Tuesday, June 23, 2015

MORE SITCOM THOUGHTS

My favourite genre of comedy is the sitcom. I think that applies to about 95% of people.
Sure we can love paying $200 to see Robin Williams or Billy Connolly. (Once in a life time experience)
Sure we love going to the flicks to see a good comedy movie and it rarely happens. ( Most comedy movies stink)
Sure we get big belly laughs from the great comedy sketches of great sketch comedians. (But we can't watch them over and over again)
But sitcoms are like our best friends.

I don't like defining sitcom. I consider half hour comedy shows in which we get to know the characters as sitcoms. So GET SMART to me is a sitcom. (yer it's satire but it's the format)

Australia doesn't do good sitcoms and there's a simple reason why.
But I digress. I've come up with a great sitcom idea and think it could be a success but here's what it needs.
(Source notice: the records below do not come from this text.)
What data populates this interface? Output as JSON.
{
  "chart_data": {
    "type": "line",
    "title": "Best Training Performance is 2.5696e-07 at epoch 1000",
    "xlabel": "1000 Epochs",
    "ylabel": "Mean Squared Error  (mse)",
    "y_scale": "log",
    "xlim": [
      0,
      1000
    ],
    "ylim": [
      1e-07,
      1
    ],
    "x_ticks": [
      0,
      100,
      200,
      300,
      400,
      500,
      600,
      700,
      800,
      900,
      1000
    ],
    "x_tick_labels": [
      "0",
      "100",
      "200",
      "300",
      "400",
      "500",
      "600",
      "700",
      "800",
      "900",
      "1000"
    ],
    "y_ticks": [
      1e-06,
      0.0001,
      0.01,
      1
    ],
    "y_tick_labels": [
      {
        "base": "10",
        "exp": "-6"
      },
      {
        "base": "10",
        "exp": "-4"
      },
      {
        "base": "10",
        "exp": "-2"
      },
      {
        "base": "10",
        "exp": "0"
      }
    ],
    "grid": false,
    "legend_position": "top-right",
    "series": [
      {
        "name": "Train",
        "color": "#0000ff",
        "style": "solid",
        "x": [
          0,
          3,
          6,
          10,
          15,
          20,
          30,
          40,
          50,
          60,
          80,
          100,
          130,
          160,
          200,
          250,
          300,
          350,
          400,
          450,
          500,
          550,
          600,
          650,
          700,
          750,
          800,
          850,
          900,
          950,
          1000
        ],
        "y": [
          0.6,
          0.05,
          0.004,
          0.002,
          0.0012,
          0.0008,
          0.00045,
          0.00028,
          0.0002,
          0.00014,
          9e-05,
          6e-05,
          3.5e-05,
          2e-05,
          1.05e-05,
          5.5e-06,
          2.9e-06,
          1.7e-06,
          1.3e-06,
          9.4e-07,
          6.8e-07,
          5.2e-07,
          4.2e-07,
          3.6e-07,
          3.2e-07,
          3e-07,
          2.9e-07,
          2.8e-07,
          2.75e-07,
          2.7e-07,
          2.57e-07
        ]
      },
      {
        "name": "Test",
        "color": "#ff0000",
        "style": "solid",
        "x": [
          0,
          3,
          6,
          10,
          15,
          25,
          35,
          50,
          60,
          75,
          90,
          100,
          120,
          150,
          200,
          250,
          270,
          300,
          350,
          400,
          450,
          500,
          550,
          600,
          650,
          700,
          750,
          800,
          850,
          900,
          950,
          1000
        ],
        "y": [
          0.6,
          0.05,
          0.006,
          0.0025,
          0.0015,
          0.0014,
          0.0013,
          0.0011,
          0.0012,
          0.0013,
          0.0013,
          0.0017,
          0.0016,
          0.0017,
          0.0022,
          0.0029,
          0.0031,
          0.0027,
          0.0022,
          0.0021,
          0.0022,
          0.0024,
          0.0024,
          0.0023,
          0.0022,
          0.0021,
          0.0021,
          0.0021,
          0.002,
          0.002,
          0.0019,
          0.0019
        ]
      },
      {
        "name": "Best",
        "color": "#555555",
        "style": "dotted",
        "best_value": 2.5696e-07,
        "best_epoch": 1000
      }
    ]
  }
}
For the purpose of this article I'll call it AUSSIE FAMILY (that's not the title)
AUSSIE FAMILY if gone through the procedure of every other Aussies comedy will fail no matter how good I think it's potential is.

So back to the heading.
HOW TO MAKE A SUCCESSFUL AUSSIE SITCOM?

1. Take all the key elements from the best U.S comedies. Not the British. The British don't seem how to nail a punchline.

2 Get all the best comedy writers in Australia on board. Have 20-30 writers if need be.
Australian comedies fail because of our "closed shop" mentality. We are too protective, which means scared of our project being shared.

3 Get an American from a successful sitcom to be the script editor or supervisor.

4 Forget about creating characters as such , create funny lines of a certain style for each character. Then their characters will evolve from the their lines. Look at Carla in CHEERS she evolved from just being a wise cracker.

5 Every character must have an angle no matter how small. The perfect example is Larry in NEWHART. 

 6 The characters all live in the now, the past is not part of the sitcom world.
e.g CHEERS Sam had a brother. His appearance in one episode was the extent of his involvement. Never mentioned before, never mentioned after. Same with Ted Baxter in Mary Tyler Moore Show.

GUEST STARS
Not a big thing in U.S sitcoms but for Australian sitcoms it's necessary.

That's most of my ingredients for an Aussie Sitcom.